Drop dead, restaurant wine prices

restaurant wine prices
Restaurant wine prices are too high, which prevents restaurants from selling more wine and restaurant customers from drinking more wine. Everyone understands this but restaurants (see the cheap wine book and various academic studies); nevertheless, the people who run them seem content to charge higher prices, sell less wine, and make even less money.

The Wine Curmudgeon was reminded of this again on Saturday night during dinner at Urbano’s, probably Dallas’ best-known BYOB restaurant and where the food is more or less moderately priced. During the 2 ½ hours we were there, everyone was drinking wine, most of the tables had more than one bottle (including sparkling and rose, not a common sight), and hardly any of the wine I saw was grocery store plonk. The table next to us, in fact, came prepared with a very expensive wine carryall that contained several pricey bottles.

What was the reason for all that wine? Urbano’s charges $5 per bottle for corkage, so no one had to pay $50 for a bottle from a mediocre wine list. Instead, a table of of four will spend $10 at Urbano’s for two bottles of wine, cutting the bill by at least one-third.

The caveats? Urbano is small, with fewer than a couple of dozen tables, and its reputation as BYOB means it attracts wine drinkers. But given the traditional Dallas antipathy to wine – the bottle at my table when I go out usually gets more than a few stares from the sweet tea drinkers – every table at Urbano’s that had wine speaks volumes about the difference price makes. Because, as our waitress told me, 80 percent of their customers bring their own wine.

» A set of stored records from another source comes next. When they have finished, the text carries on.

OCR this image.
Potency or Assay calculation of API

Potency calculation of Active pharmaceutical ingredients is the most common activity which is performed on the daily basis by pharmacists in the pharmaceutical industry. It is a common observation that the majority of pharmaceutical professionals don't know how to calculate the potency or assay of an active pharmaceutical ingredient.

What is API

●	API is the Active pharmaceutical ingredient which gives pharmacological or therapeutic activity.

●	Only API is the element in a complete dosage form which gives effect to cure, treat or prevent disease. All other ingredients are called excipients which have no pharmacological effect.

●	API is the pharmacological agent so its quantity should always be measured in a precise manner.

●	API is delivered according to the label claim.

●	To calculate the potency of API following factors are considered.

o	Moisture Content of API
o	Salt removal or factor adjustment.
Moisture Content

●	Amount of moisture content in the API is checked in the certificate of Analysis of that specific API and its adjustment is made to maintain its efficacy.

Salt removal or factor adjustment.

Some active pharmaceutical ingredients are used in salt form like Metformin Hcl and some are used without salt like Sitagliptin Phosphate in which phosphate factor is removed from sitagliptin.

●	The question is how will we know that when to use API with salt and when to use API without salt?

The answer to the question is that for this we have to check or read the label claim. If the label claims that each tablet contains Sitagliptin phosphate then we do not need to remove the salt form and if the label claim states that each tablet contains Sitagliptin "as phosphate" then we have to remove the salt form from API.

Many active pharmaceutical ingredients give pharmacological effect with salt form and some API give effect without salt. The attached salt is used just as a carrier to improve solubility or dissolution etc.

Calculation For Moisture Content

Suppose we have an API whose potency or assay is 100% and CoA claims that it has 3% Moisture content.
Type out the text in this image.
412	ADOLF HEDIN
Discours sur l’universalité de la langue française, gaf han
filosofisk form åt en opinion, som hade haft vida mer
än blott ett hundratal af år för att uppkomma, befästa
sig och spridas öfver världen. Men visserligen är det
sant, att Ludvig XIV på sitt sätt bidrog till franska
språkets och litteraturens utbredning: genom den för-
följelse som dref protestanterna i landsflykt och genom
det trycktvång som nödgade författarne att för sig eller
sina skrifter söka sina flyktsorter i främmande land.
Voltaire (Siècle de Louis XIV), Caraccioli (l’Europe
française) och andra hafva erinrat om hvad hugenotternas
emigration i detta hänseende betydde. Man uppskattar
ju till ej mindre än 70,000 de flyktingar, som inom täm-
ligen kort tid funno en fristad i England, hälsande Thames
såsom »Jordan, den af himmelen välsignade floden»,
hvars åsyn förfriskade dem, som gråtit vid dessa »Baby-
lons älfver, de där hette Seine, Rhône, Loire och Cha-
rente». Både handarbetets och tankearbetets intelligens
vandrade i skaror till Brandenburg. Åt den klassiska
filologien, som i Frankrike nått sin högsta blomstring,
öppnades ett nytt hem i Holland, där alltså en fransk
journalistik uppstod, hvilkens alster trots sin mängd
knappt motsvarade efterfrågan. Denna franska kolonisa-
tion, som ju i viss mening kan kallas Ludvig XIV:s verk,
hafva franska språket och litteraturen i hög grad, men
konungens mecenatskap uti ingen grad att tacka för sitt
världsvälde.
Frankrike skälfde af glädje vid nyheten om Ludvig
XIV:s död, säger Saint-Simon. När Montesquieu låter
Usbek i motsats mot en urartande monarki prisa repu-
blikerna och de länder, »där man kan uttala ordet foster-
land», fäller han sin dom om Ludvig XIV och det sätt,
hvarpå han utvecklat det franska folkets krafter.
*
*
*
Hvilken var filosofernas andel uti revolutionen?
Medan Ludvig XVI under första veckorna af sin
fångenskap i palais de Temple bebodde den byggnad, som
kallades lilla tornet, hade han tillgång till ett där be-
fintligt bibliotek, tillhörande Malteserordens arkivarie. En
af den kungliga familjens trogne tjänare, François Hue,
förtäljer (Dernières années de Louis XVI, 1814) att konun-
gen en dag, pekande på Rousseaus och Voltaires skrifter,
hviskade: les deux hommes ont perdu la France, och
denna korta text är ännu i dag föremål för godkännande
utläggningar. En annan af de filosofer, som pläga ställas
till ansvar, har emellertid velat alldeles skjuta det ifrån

So, once again, a plea for fair restaurant wine pricing. I don’t expect wine so cheap that it competes with retail pricing. But would it be so awful if restaurants only doubled the price of the bottle that cost them $10 instead of tripling it?

7 thoughts on “Drop dead, restaurant wine prices

  • By Darcy -

    Thank you for your continued vigilance on this topic. Here in Chicago it’s not unusual to see $12 prices for a glass of wine that is less than that for a full bottle at retail.
    And very little creativity of choices, compounding the problem. I’d love to see a shift.

  • By Denton Holland -

    I’m sure Mitch appreciates the kind words, but I’m not sure I do. Now it’ll be twice as hard to get a weekend reservation! One thing you did not mention (and I know it adds nothing to the point you were making), you do not have to take your own wine to Urbano if you want some with your meal. It has a nicely varied and reasonably priced list of its own.

  • By Ed Masciana -

    Coming from both sides of the equation, wholesale and restaurant, I can see both sides. It’s not about the markup that is important in wine pricing. It’s about the dollars!

    Considering the costs of running a restaurant today, which are HUGE, you can’t make a profit of $10.00 on a bottle of wine and call that a profit. It’s more like a loss. When you take into consideration all the costs, rent, labor, insurance and the like, you can’t make less than $17.00 a bottle profit in a medium priced restaurant. I don’t care if costs $2 or $50. So the cheaper wines have to have more of a mark-up and the expensive wines less. I’ve done it and guess what? You sell more expensive wines, make more profit. The customer is getting a deal, is drinking better for less and thus will come back. WIN WIN!

  • By Buff -

    Appreciate your comments. As an owner of a winery i only wish restaurant marked prices up 3X. I am finding restaurants marking wine up 4X. Trust me the waiter makes more on his tips versus the money I make producing the wine.

  • By Michael Graves -

    If a restaurant makes the effort to have a decent list I will partake. However, it’s so easy to look up a wine on a mobile phone that they can easily price themselves beyond my sensibility. I appreciate that they need to make money, but I will not pay for the bottle while only receiving a glass.

    Here in Houston, and specifically in The Heights, there’s a small informal Italian place known as Collina’s Italian Cafe. It’s BYOB because of an ancient bylaw that created a small dry area back in the day.

    The food is ok. Not fancy, but good and affordable. On any given night you’ll find bottles on more than half of the tables. I like to nonchalantly survey the place and ascertain the balance of $ vs $$ bottles. Most are under $20. However, once-in-a-while someone shows up with something surprising.

    I like to take my favorite pizza wine, which is an Amador County Barbera.

  • By Ed Barton -

    In Oklahoma, the restaurant prices are set by the wholsaler/ distributor.We can thank the 3 tier system for this problem. I was working on a remodel of a restaurant when the salesman dropped off the pricing sheet. It listed the cost to the restaurant and the price they are to charge by the bottle or by the glass. We have no corkage fees available to us here. Wish we did. Maybe the states will wake up to this massive rip off in the future,but I dont think I will live that long. Thanks for all of your hard work on educating the public on the vast array of wines available to us.

  • By Ash @ The Delightful Home -

    Thanks for keeping tabs on this topic! When I visit the small town I grew up in, I notice the only wines available at restaurants are the same offered at the nearby grocery store… and a glass costs as much as the bottle!